ただ、高杯ちゅうもんは、今ではあんまり残っとらんで、名残をとどめているのは、せいぜい優勝カップぐらいかなぁ。寂しい限りですわ。
私が見つかったは福知山市榎原のカヤガ谷古墳群ちゅう、お墓の発掘調査でしてな。
久々に見た太陽のそら眩(まぶ)しかったこと、なんせ1500年ぶりですからなぁ。そんときの姿は、そらひどいもんで脚や縁は割れてどっか行ってしもて皿の半分はどでしたんや。それを、器用なもんで石膏(こう)で無いとこを作り、きれいに色まで塗ってくれて、まぁちょっと昔の形とは違うところもあって気にはなるんやけど‥…・うれしいもんです。
え? おまえどっから釆たんやって。よう聞いてくれました。実は私、今の大阪府堺市に当たる陶邑(すえむら)ちゅう、日本で最古・最大の須恵器生産コンビナート生まれですねん。そう、都会子なんやで、そこいらの田舎須恵器と一緒にはせんといてや。せやのにこんな遠く離れたれた丹波の奥のもうひとつ奥に行くとは思いもせんかったわ、ほんまに。

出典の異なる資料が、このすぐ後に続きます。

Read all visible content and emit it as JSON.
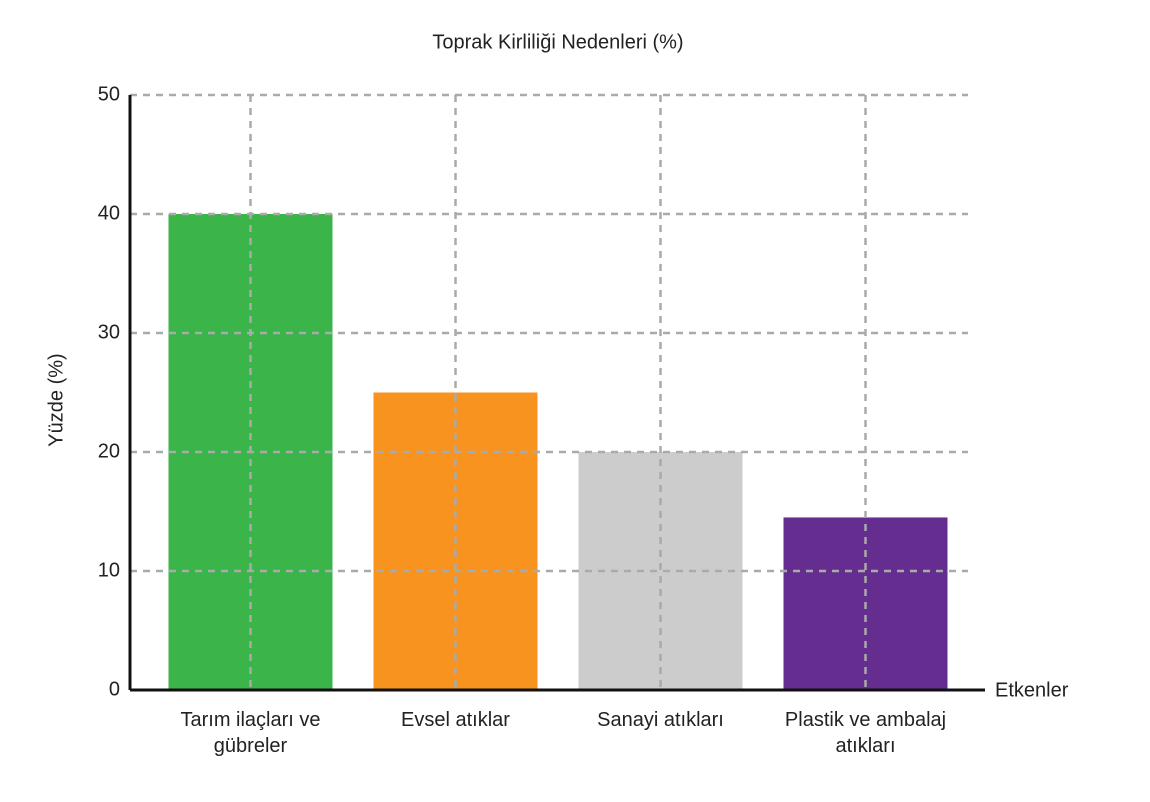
{
  "chart_data": {
    "type": "bar",
    "title": "Toprak Kirliliği Nedenleri (%)",
    "x_label": "Etkenler",
    "y_label": "Yüzde (%)",
    "categories": [
      "Tarım ilaçları ve gübreler",
      "Evsel atıklar",
      "Sanayi atıkları",
      "Plastik ve ambalaj atıkları"
    ],
    "values": [
      40,
      25,
      20,
      14.5
    ],
    "colors": [
      "#3bb44a",
      "#f7931e",
      "#cccccc",
      "#662d91"
    ],
    "ylim": [
      0,
      50
    ],
    "yticks": [
      0,
      10,
      20,
      30,
      40,
      50
    ],
    "grid": true
  }
}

話は変わるんですけど、私ら須恵器の永遠のライバルに土師器(はじき)ちゅうやつらがおりますねん。こいっら自分らが縄文土器に始まる日本代々の「器」の代表やゆうていばりくさるんですわ。
確かに私ら古填時代の中ごろに朝鮮半島から伝わった技術で作られた、まぁゆうたらハーフみたいなもんやし、歴史の古さでゆうたら土師器に負けます。ただ、ここで皆さんによぉ−覚えとってほしいんは、私ら登窯で高い温度で焼かれて作られたから、すっごう硬とぉて丈夫なんですわ。やつらなんて、すぐに割れるわ水に溶けるわで、そらひどいもんでっせ。せやから、私らの仲間うちでは土師器なんて勝負にならんちゅうとります。
え? ことばが過ぎるって。もうしゃべんなって、そんな殺生な!
しゃあないなぁ。あ、ほんなら最後に私と一緒にカヤガ谷古墳で見つかった須恵器仲間を紹介しときます。この写真の前列右側に居るの私です。かっこよろしやろ。後ろにおるんが私の!姉貴分にあたる「饗(かめ)」さんです。頚(くび)んところに、きれいな波形の紋様が入って、そら麗(うるわ)しい姿でっせ。それと左に居るんが弟分の「杯(つき)と蓋(ふた)」です。あんまり取り柄が無いけど堅実で、真面目なやつらです。